A third possible explanation could be that the discrete Hox gene expression boundary is a result of the segmentation process that acts more upstream in the regulatory cascade and that lays down the segments. It is known from insects that the segmentation gene cascade indeed also controls the expression of Hox genes 424344. In insects this is mainly done by orthologs of gap genes. It is not known yet what genes regulate the expression of the spider Hox genes. A number of spider Hox genes obey parasegmental boundaries, as they do in Drosophila 31. Parasegmental boundaries are important developmental boundaries in the early embryo and are specified by the segmentation gene cascade 45. Segment-polarity genes like wingless, cubitus interruptus and engrailed maintain the parasegmental boundaries in arthropods. We assume that at least in part the same upstream acting regulatory machinery controls the segment-polarity genes and Hox genes in the spider as their expression boundaries match exactly. The discrete posterior expression border of the spider Hox genes is the result of genes that control them and these therefore may be an output of the upstream segmentation machinery that also control the expression boundaries of the segment-polarity genes. The assumption that the discrete Hox gene expression boundary could be the result of the segmentation process is strengthened by previous work in Cupiennius that suggested that there may be at least partially a difference in the mechanisms that specify the anterior segments and the posterior segments 34. The posterior segments form sequentially from a posterior growth zone and may be partially regulated in a different way. The discrete boundary of Hox gene expression at the prosoma-opisthosoma boundary therefore could reflect such a difference in the regulation of segmentation between the anterior and the posterior segments.
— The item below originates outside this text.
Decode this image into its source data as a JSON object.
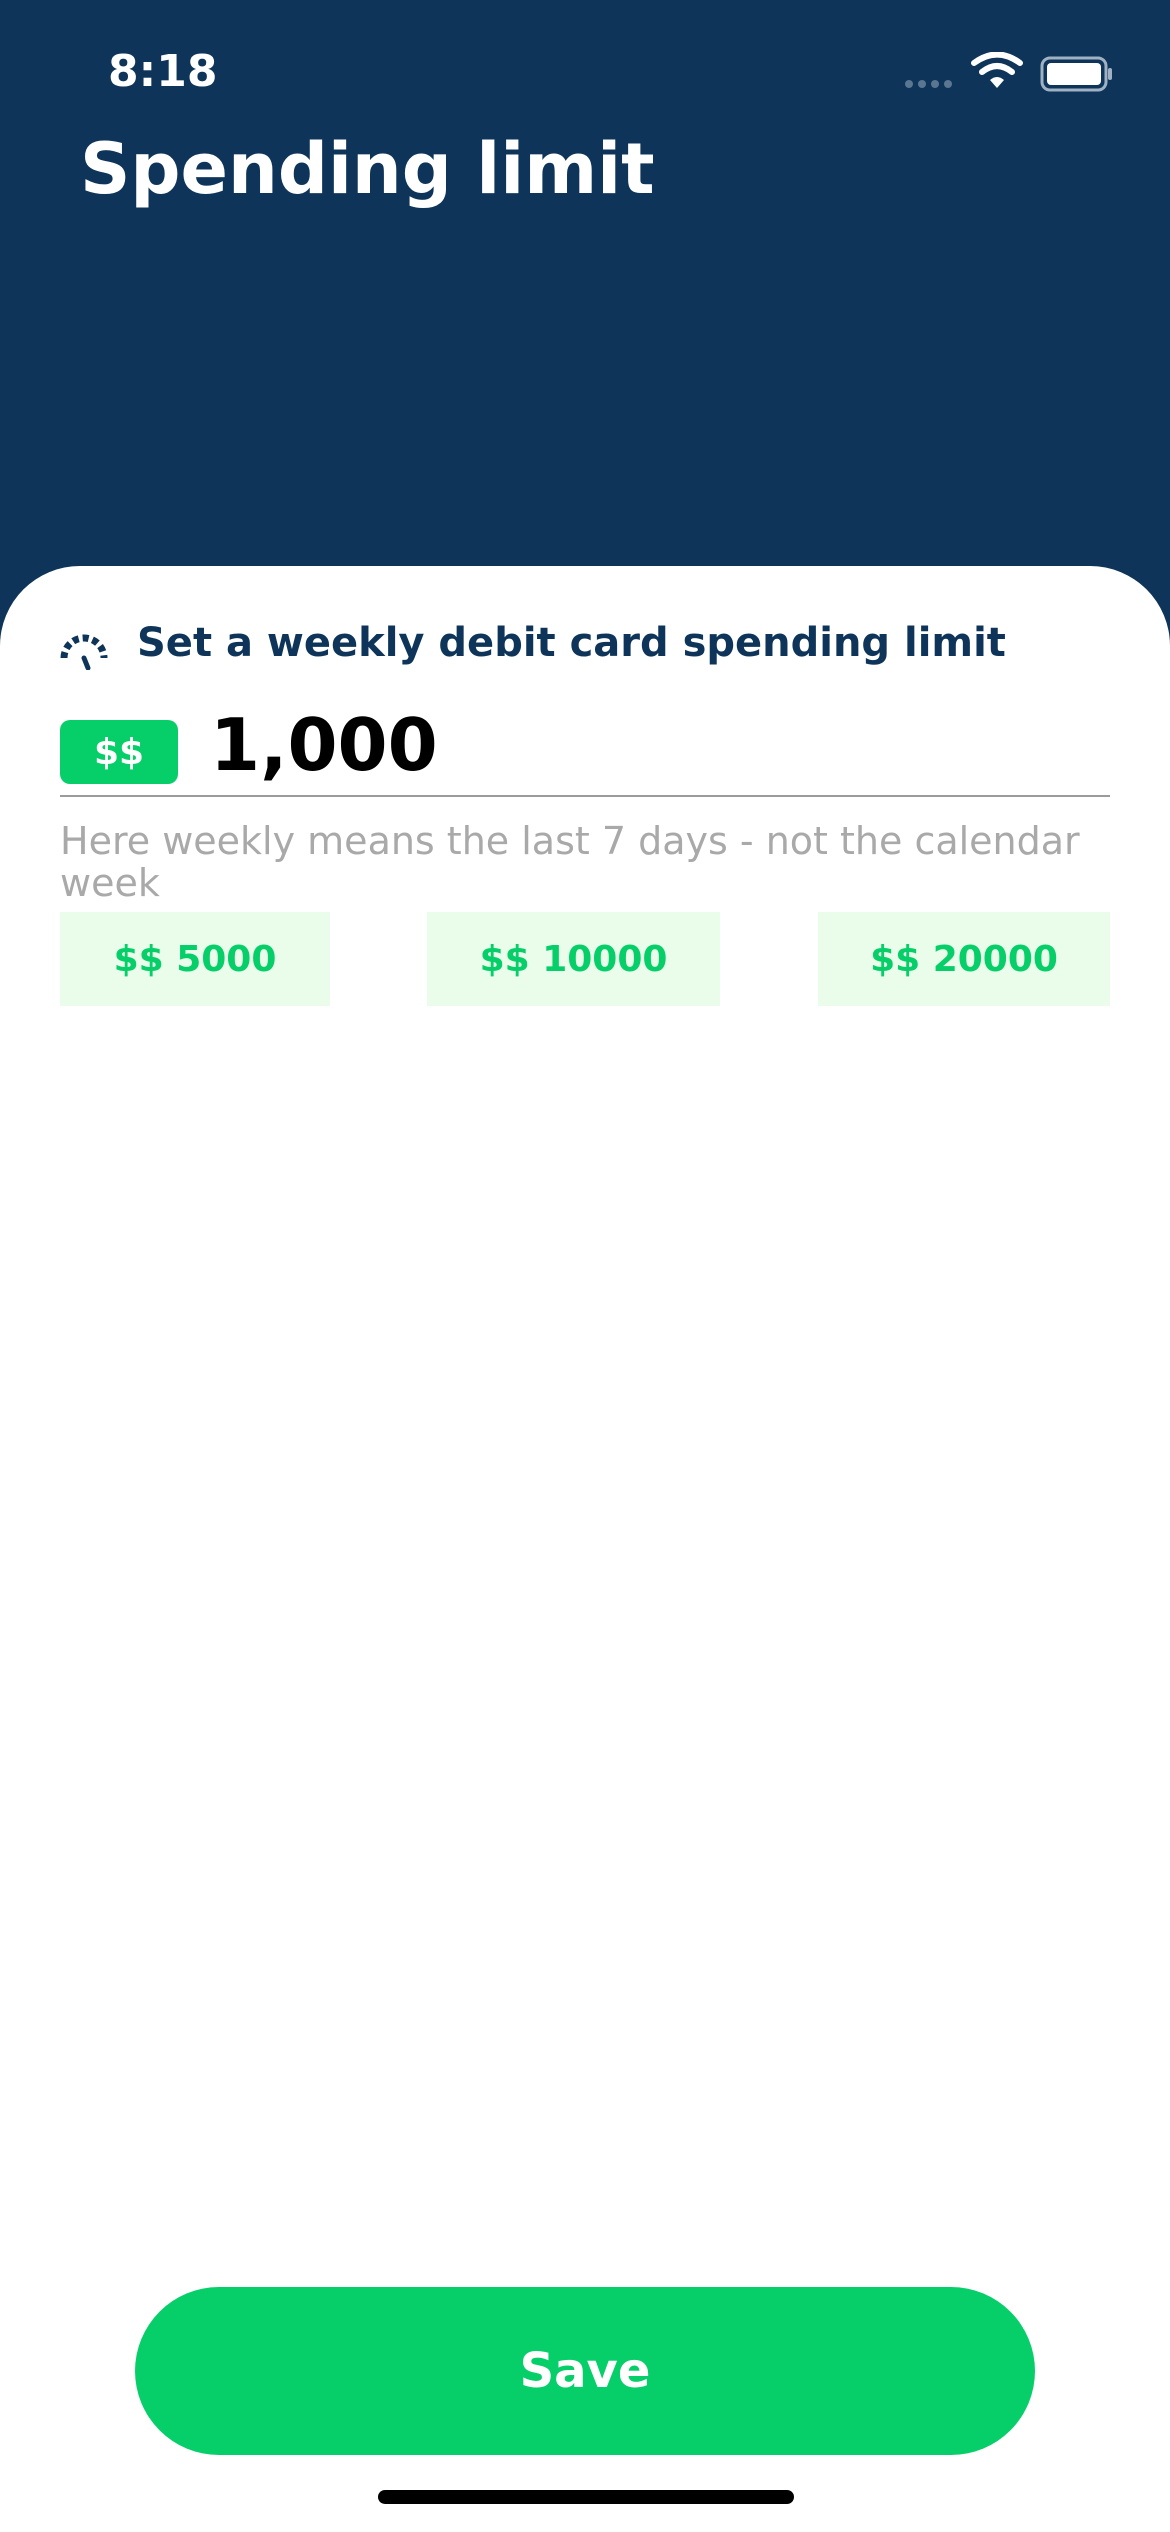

Embryos were obtained from our Cupiennius salei Keyserling (Chelicerata, Arachnida, Araneae, Ctenidae) colony in Cologne. Cocoons with embryos were taken from fertilized adult female spiders, RNA was isolated and reverse transcribed into cDNA as described previously 31, embryos were treated and fixed as described previously 1731.
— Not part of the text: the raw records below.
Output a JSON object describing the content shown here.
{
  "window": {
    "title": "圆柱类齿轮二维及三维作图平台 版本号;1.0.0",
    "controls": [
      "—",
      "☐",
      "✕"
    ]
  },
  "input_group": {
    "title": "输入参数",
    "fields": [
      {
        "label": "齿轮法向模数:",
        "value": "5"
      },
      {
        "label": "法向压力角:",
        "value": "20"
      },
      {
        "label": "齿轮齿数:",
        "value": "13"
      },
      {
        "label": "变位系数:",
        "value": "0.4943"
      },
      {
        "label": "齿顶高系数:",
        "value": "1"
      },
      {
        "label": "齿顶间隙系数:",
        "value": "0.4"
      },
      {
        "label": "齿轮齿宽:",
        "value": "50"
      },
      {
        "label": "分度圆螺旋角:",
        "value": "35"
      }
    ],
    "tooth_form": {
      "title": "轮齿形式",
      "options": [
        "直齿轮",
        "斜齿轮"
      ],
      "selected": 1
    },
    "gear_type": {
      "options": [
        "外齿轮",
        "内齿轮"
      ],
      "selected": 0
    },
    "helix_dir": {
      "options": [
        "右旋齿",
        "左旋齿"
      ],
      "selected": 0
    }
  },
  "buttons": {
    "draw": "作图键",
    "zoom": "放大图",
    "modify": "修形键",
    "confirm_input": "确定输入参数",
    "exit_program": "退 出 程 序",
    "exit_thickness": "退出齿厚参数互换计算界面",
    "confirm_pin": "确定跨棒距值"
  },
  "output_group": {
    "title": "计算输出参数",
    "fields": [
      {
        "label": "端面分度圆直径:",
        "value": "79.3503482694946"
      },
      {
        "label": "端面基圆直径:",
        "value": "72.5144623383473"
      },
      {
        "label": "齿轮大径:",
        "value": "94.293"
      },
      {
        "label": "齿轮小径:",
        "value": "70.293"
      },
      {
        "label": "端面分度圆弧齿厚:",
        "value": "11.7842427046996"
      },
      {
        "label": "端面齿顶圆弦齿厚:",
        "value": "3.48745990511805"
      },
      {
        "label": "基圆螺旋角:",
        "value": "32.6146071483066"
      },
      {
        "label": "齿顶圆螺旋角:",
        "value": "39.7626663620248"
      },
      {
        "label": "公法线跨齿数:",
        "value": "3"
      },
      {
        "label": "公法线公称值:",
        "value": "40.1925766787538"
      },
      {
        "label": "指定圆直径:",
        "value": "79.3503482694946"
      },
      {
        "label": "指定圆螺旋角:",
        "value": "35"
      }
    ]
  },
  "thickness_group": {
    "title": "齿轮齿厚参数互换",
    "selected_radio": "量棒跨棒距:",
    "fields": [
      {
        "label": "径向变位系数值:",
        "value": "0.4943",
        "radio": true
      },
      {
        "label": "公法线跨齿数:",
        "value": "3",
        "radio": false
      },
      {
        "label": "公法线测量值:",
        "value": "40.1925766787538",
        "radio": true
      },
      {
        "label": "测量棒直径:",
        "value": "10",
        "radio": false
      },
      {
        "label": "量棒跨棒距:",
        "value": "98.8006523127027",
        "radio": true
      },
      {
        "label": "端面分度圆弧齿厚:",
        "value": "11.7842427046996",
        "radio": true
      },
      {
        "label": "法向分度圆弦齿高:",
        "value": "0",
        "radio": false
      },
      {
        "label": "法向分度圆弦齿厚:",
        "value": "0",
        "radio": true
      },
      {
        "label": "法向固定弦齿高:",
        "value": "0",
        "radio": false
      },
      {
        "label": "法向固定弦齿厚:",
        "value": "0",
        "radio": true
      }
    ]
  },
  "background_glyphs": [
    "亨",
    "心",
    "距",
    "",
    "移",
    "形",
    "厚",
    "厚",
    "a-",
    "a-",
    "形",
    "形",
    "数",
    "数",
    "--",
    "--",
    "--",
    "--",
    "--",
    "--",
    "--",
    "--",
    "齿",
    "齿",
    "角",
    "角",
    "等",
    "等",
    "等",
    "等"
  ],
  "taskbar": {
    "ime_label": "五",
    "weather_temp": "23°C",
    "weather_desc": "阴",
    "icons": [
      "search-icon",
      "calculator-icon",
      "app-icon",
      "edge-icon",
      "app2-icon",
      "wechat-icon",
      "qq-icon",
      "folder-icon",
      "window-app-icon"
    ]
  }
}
Initial PCR fragments of the Cs-pb, Cs-Dfd-2, Cs-Scr-1, and Cs-Scr-2 were obtained using primer combinations directed against sequences in the homeodomain. We used the following primer combinations: for Cs-pb and Cs-Dfd-2 the primers 1521 (5'-GGA TTC TAY CCI TGG ATG-3') and 1520 (5'-CAT ICK ICK RTT YTG RAA CCA-3'), for Cs-Scr the primers 1289 (5'-CCN CAR ATH TAY CCN TGG ATG-3') and 1290 (5'-TT CCA YTT CAT NCG NCK RTT WTG- 3'). Additional sequences have been obtained by subsequent RACE-PCR. Additional sequence of the At-Dfd-1 gene has also been obtained via RACE-PCR, using primers based on a short sequence published by Abzhanov et al 14. The clones have been sequenced in both directions and the sequences are available under the accession numbers AM419029 to AM419032.
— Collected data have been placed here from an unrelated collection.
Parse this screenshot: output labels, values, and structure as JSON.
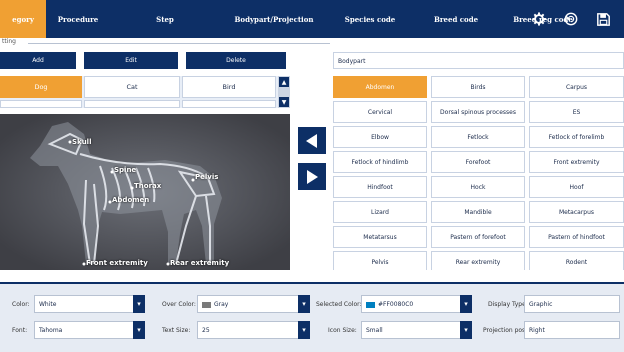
{
  "tabs": {
    "items": [
      {
        "label": "egory",
        "active": true
      },
      {
        "label": "Procedure",
        "active": false
      },
      {
        "label": "Step",
        "active": false
      },
      {
        "label": "Bodypart/Projection",
        "active": false
      },
      {
        "label": "Species code",
        "active": false
      },
      {
        "label": "Breed code",
        "active": false
      },
      {
        "label": "Breed reg code",
        "active": false
      }
    ],
    "icons": [
      "gear-icon",
      "refresh-icon",
      "save-icon"
    ]
  },
  "section_legend": "tting",
  "toolbar": {
    "add_label": "Add",
    "edit_label": "Edit",
    "delete_label": "Delete"
  },
  "species": [
    {
      "label": "Dog",
      "active": true
    },
    {
      "label": "Cat",
      "active": false
    },
    {
      "label": "Bird",
      "active": false
    }
  ],
  "xray_labels": {
    "skull": "Skull",
    "spine": "Spine",
    "pelvis": "Pelvis",
    "thorax": "Thorax",
    "abdomen": "Abdomen",
    "front_extremity": "Front extremity",
    "rear_extremity": "Rear extremity"
  },
  "bodypart_field": "Bodypart",
  "bodyparts": [
    {
      "label": "Abdomen",
      "active": true
    },
    {
      "label": "Birds"
    },
    {
      "label": "Carpus"
    },
    {
      "label": "Cervical"
    },
    {
      "label": "Dorsal spinous processes"
    },
    {
      "label": "ES"
    },
    {
      "label": "Elbow"
    },
    {
      "label": "Fetlock"
    },
    {
      "label": "Fetlock of forelimb"
    },
    {
      "label": "Fetlock of hindlimb"
    },
    {
      "label": "Forefoot"
    },
    {
      "label": "Front extremity"
    },
    {
      "label": "Hindfoot"
    },
    {
      "label": "Hock"
    },
    {
      "label": "Hoof"
    },
    {
      "label": "Lizard"
    },
    {
      "label": "Mandible"
    },
    {
      "label": "Metacarpus"
    },
    {
      "label": "Metatarsus"
    },
    {
      "label": "Pastern of forefoot"
    },
    {
      "label": "Pastern of hindfoot"
    },
    {
      "label": "Pelvis"
    },
    {
      "label": "Rear extremity"
    },
    {
      "label": "Rodent"
    }
  ],
  "settings": {
    "color_label": "Color:",
    "color_value": "White",
    "over_color_label": "Over Color:",
    "over_color_value": "Gray",
    "selected_color_label": "Selected Color:",
    "selected_color_value": "#FF0080C0",
    "display_type_label": "Display Type:",
    "display_type_value": "Graphic",
    "font_label": "Font:",
    "font_value": "Tahoma",
    "text_size_label": "Text Size:",
    "text_size_value": "25",
    "icon_size_label": "Icon Size:",
    "icon_size_value": "Small",
    "projection_pos_label": "Projection pos:",
    "projection_pos_value": "Right"
  },
  "colors": {
    "nav": "#0d2f66",
    "accent": "#f0a033",
    "over_gray": "#7a7a7a",
    "selected_blue": "#0080c0"
  }
}
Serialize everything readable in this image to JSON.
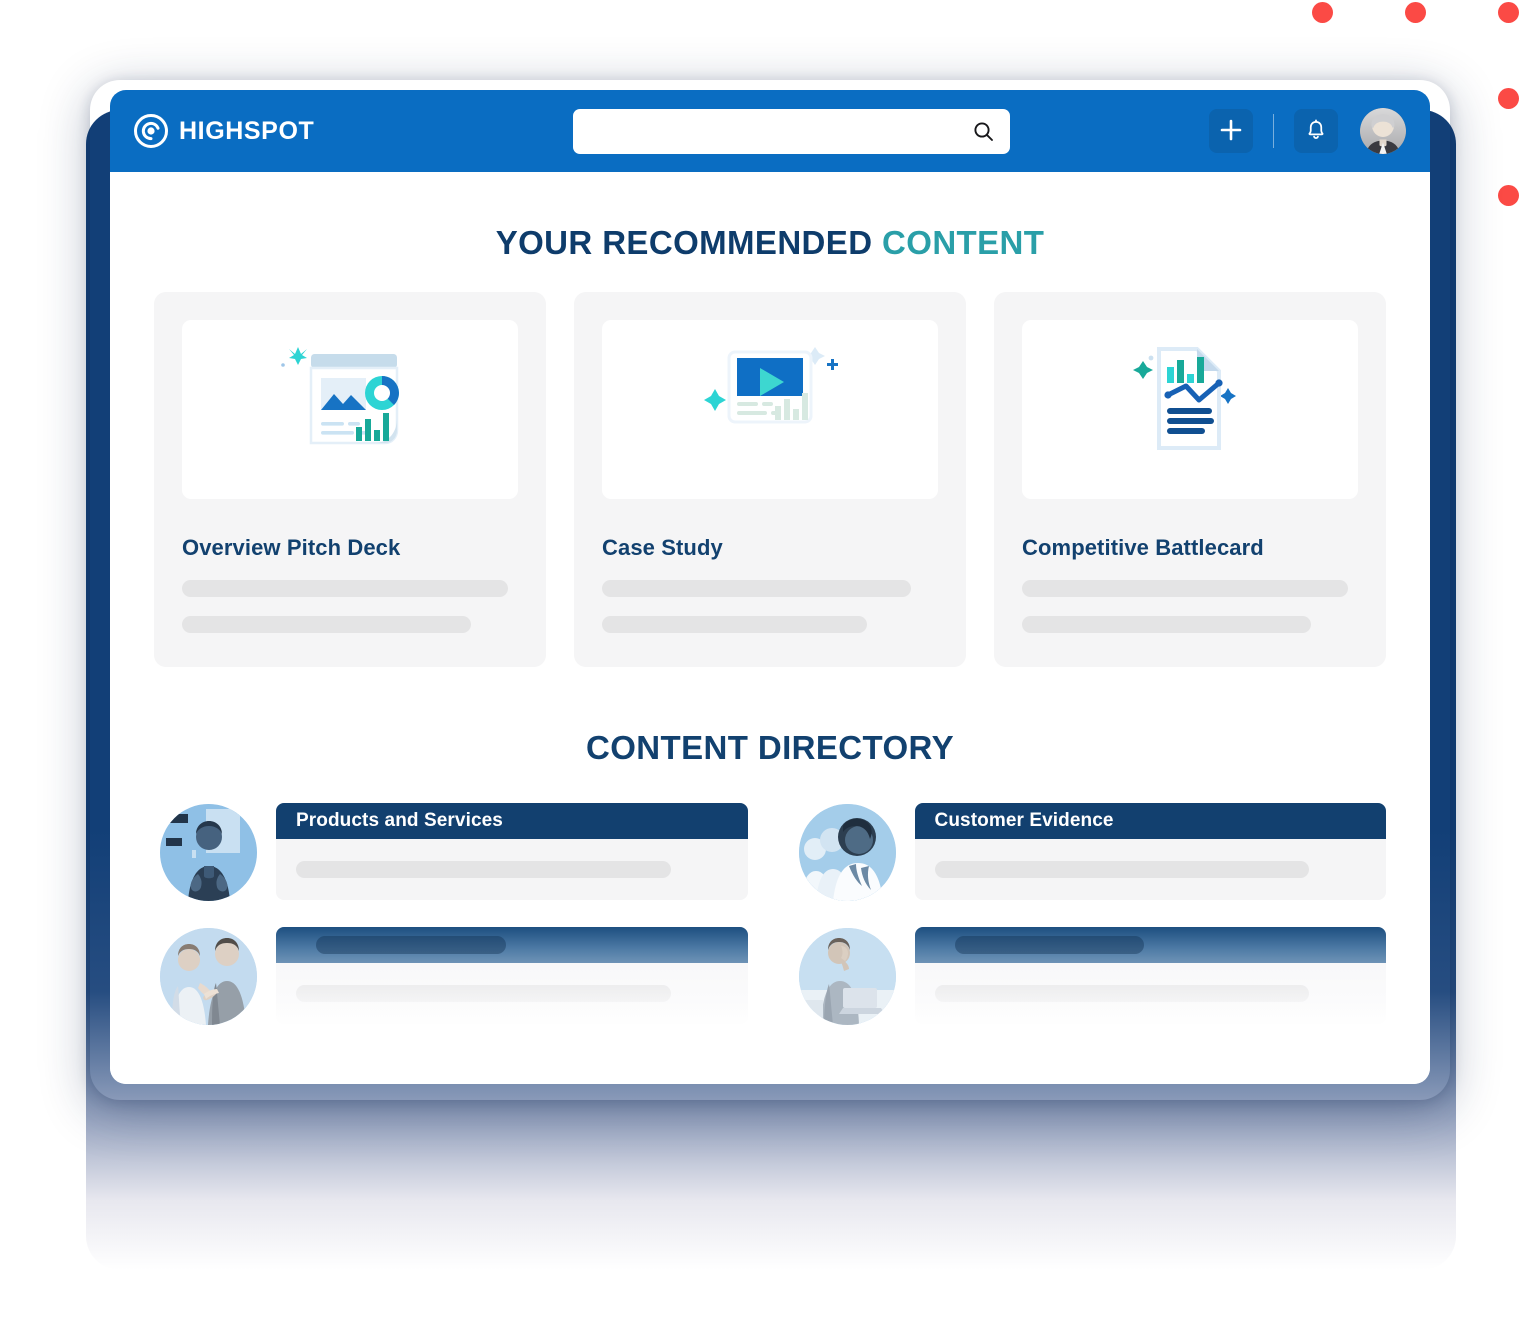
{
  "brand": {
    "name": "HIGHSPOT",
    "logo_icon": "highspot-spiral-logo"
  },
  "topbar": {
    "search": {
      "value": "",
      "placeholder": "",
      "icon": "search-icon"
    },
    "add_button_icon": "plus-icon",
    "notifications_icon": "bell-icon",
    "avatar_icon": "user-avatar-photo",
    "background_color": "#0A6DC2"
  },
  "recommended": {
    "heading_primary": "YOUR RECOMMENDED",
    "heading_accent": "CONTENT",
    "accent_color": "#2A9FA8",
    "heading_color": "#0E3C6B",
    "cards": [
      {
        "title": "Overview Pitch Deck",
        "thumbnail_icon": "document-with-chart-thumbnail"
      },
      {
        "title": "Case Study",
        "thumbnail_icon": "video-play-thumbnail"
      },
      {
        "title": "Competitive Battlecard",
        "thumbnail_icon": "report-page-thumbnail"
      }
    ]
  },
  "directory": {
    "heading": "CONTENT DIRECTORY",
    "heading_color": "#12416F",
    "rows": [
      {
        "title": "Products and Services",
        "avatar_icon": "presenter-photo",
        "faded": false
      },
      {
        "title": "Customer Evidence",
        "avatar_icon": "customers-group-photo",
        "faded": false
      },
      {
        "title": "",
        "avatar_icon": "handshake-photo",
        "faded": true
      },
      {
        "title": "",
        "avatar_icon": "man-on-phone-photo",
        "faded": true
      }
    ]
  },
  "decor": {
    "dot_color": "#FB4A45",
    "device_frame_color": "#123F77"
  }
}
The expression patterns of the genes have been analyzed by in situ hybridizations using digoxigenin labelled anti-sense RNA probes 17. We used the following probes: for Cs-Dfd-1, Cs-Ubx-1 and Cs-Ubx-2 we used probes prepared from the cDNA clones isolated from the cDNA library 15 (accession numbers CAA07498, CAA07500, CAA07501), for Cs-pb, Cs-Scr-1 and Cs-Scr-2 we used probes prepared from the all available cDNA sequence (accession numbers AM419029, AM419030, AM419031), for Cs-Dfd-2 we used a probe prepared from a 3'RACE fragment, corresponding to nt 84–1407 of the available cDNA information (accession number AM419032).